- Spanish theatrical release poster
- Spanish: Vieja loca
- Directed by: Martín Mauregui
- Screenplay by: Martín Mauregui
- Produced by: J.A. Bayona; Belén Atienza; Gabriela Carcova Krichmar; Ramón Campos; Víctor Fandiño;
- Starring: Carmen Maura; Daniel Hendler;
- Cinematography: Julián Apezteguía
- Edited by: Guillermo de la Cal; Andrés Pepe Estrada;
- Music by: Pedro Osuna
- Production companies: La Trini; Primo; Mr. Field and Friends; Bambú Producciones; La Unión de los Ríos;
- Distributed by: DeAPlaneta (Spain); Shudder (United States);
- Release dates: 21 September 2025 (Fantastic Fest); 10 October 2025 (Spain); 27 February 2026 (United States);
- Running time: 94 minutes
- Countries: Spain; Argentina; United States;
- Language: Spanish

= Crazy Old Lady =

Crazy Old Lady (Vieja loca) is a 2025 psychological horror thriller film written and directed by Martín Mauregui starring Carmen Maura and Daniel Hendler.

== Premise ==
Pedro endures psychological distress after being tasked by his former girlfriend to take care of her senile mother Alicia.

== Cast ==
- Daniel Hendler as Pedro
- Carmen Maura as Alicia

== Production ==
Crazy Old Lady is the debut solo feature as a director of seasoned Argentine screenwriter Martín Mauregui. Producer J.A. Bayona pitched the film as "a very claustrophobic film, a fable of terror and suspense that deals with how violence is transmitted from one generation to the next". The film is a Spanish-Argentine co-production by Películas La Trini, Primo Content, Mr. Field and Friends, Bambú Producciones alongside La Unión de los Ríos.

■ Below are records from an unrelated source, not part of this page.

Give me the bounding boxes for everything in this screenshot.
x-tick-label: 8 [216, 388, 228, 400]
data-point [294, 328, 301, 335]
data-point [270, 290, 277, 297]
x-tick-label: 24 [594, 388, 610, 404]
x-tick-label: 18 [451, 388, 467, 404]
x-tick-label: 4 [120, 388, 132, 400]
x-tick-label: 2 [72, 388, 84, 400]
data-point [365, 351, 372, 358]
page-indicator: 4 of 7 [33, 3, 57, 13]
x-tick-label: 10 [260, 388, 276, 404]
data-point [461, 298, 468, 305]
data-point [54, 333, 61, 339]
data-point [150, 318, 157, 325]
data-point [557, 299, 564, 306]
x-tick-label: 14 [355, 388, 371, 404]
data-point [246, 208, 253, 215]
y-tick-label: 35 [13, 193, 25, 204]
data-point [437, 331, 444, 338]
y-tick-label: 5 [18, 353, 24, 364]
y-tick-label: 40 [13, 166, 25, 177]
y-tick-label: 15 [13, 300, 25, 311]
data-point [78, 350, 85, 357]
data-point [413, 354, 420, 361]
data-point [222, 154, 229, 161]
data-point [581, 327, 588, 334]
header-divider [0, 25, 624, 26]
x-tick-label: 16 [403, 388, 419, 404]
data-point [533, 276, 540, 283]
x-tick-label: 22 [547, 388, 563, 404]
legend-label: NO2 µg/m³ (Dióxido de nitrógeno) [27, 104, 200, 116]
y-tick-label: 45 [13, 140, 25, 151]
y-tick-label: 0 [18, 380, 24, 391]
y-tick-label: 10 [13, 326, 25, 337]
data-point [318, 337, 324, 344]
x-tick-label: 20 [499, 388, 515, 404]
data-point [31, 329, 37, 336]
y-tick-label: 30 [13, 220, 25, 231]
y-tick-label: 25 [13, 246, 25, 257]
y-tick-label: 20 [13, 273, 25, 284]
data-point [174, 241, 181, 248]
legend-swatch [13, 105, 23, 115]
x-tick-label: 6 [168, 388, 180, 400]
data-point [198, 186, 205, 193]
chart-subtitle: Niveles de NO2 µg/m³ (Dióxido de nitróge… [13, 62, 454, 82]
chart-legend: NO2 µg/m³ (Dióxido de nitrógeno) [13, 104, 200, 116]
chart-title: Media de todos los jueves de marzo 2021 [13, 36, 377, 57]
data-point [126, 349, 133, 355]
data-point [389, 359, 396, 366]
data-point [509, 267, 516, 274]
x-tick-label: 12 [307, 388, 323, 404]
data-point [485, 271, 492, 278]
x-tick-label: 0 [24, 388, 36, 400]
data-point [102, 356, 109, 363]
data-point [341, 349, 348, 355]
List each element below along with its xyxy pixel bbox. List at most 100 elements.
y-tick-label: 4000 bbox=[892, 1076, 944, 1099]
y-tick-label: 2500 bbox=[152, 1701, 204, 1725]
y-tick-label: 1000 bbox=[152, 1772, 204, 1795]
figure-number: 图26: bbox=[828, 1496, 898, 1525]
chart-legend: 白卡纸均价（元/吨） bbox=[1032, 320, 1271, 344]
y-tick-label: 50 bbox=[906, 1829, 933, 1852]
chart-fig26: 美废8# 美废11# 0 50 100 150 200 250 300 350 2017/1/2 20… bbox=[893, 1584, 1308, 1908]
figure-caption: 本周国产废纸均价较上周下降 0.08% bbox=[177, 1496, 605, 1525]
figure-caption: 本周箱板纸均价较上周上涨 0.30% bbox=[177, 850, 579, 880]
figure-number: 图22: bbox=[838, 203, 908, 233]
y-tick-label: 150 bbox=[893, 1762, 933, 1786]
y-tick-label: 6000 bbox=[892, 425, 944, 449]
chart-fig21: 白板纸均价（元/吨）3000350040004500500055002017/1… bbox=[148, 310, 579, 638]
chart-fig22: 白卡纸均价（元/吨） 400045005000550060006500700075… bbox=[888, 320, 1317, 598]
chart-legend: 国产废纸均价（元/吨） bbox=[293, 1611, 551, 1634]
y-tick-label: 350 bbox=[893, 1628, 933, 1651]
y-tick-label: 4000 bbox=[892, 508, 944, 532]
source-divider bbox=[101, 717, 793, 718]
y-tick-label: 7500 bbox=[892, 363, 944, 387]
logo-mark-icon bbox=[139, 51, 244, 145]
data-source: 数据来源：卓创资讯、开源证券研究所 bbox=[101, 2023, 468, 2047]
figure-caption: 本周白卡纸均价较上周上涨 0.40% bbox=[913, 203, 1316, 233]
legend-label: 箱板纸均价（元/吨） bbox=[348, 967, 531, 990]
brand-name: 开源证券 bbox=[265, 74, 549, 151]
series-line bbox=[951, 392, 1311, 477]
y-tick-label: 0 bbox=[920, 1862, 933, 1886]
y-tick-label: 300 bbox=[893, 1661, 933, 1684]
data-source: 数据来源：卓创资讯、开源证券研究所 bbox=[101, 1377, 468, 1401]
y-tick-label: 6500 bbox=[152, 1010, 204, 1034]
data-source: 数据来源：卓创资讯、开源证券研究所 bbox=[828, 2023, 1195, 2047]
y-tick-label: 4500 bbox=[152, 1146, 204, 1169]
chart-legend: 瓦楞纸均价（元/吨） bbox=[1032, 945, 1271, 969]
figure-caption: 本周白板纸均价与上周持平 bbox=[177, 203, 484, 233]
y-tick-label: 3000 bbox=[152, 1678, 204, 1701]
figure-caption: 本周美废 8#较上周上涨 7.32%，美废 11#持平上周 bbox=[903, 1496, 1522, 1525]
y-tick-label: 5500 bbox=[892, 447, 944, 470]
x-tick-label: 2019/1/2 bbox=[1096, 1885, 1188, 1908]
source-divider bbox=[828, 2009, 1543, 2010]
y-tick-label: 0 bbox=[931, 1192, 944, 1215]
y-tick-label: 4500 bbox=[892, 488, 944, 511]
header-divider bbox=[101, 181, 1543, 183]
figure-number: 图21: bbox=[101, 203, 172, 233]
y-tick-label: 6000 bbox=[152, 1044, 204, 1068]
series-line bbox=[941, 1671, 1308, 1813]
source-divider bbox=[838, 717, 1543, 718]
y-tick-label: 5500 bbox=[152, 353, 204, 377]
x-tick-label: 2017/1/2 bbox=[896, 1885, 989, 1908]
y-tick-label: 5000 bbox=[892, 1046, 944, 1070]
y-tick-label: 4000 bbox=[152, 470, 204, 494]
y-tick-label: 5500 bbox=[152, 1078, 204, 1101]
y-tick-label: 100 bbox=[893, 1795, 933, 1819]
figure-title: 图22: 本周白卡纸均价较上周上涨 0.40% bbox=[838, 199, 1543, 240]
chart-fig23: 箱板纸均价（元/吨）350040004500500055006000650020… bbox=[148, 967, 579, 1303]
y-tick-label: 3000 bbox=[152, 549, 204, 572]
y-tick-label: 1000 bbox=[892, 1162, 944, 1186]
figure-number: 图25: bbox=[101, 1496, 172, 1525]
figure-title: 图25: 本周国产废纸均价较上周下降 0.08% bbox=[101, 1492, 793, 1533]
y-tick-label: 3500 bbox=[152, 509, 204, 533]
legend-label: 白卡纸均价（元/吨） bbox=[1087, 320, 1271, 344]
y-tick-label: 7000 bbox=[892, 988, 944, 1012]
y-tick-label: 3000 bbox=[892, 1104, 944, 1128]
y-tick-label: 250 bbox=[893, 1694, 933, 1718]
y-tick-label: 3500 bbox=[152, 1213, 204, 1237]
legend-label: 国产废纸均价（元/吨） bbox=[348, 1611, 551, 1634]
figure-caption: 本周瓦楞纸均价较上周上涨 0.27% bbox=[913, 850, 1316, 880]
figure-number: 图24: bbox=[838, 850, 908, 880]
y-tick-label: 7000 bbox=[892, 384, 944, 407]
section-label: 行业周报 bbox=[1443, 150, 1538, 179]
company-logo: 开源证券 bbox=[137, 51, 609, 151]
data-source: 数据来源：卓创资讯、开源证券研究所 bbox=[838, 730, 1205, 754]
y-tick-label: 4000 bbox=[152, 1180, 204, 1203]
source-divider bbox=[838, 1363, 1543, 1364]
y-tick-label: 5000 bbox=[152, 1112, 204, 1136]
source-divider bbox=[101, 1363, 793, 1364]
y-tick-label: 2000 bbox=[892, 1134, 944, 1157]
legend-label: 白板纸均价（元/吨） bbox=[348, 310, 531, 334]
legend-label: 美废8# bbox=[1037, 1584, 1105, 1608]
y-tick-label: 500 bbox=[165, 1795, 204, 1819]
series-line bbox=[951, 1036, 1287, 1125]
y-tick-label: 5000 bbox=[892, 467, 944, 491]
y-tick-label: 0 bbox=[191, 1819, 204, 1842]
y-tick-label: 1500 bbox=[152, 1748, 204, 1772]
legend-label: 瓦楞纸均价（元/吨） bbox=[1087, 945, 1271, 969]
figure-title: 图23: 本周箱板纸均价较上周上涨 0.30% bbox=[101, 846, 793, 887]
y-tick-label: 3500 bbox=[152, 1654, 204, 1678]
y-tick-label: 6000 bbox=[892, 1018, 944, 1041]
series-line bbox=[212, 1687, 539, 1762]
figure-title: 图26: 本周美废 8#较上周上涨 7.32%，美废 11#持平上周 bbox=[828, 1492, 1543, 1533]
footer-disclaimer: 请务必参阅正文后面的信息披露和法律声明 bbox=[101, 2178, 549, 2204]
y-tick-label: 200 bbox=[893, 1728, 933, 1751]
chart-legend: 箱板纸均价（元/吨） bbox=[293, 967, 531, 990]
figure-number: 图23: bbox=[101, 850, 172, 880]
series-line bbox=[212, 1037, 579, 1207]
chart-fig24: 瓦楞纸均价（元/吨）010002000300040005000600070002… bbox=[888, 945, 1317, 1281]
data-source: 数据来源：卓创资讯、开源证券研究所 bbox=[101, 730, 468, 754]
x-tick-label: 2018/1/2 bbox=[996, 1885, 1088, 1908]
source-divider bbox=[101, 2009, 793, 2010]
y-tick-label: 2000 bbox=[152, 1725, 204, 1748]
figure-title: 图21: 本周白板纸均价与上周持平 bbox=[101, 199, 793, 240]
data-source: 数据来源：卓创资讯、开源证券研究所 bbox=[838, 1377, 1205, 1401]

Julián Apezteguía served as cinematographer. Shooting locations included the city of Buenos Aires and places in its conurbation (Vicente López, Bella Vista, Capilla del Señor).

== Release ==
StudioCanal handled sales. The film is set to have its world premiere at the 20th Fantastic Fest on 21 September 2025. DeAPlaneta is slated to release theatrically the film in Spain on 10 October 2025. Shudder acquired distribution rights in North America, the United Kingdom, Australia, and New Zealand. It was released in the United States on February 27, 2026.

== Reception ==
Jorge Loser of Cinemanía rated the film 3 out of 5 stars, deeming it to be a case of hagsploitation, also writing that there is an excess of "déjà vu and redundant moments, but its underlying story of abuse and the figure of a hidden monster create a pertinent mystery that redeems some of its sensationalism".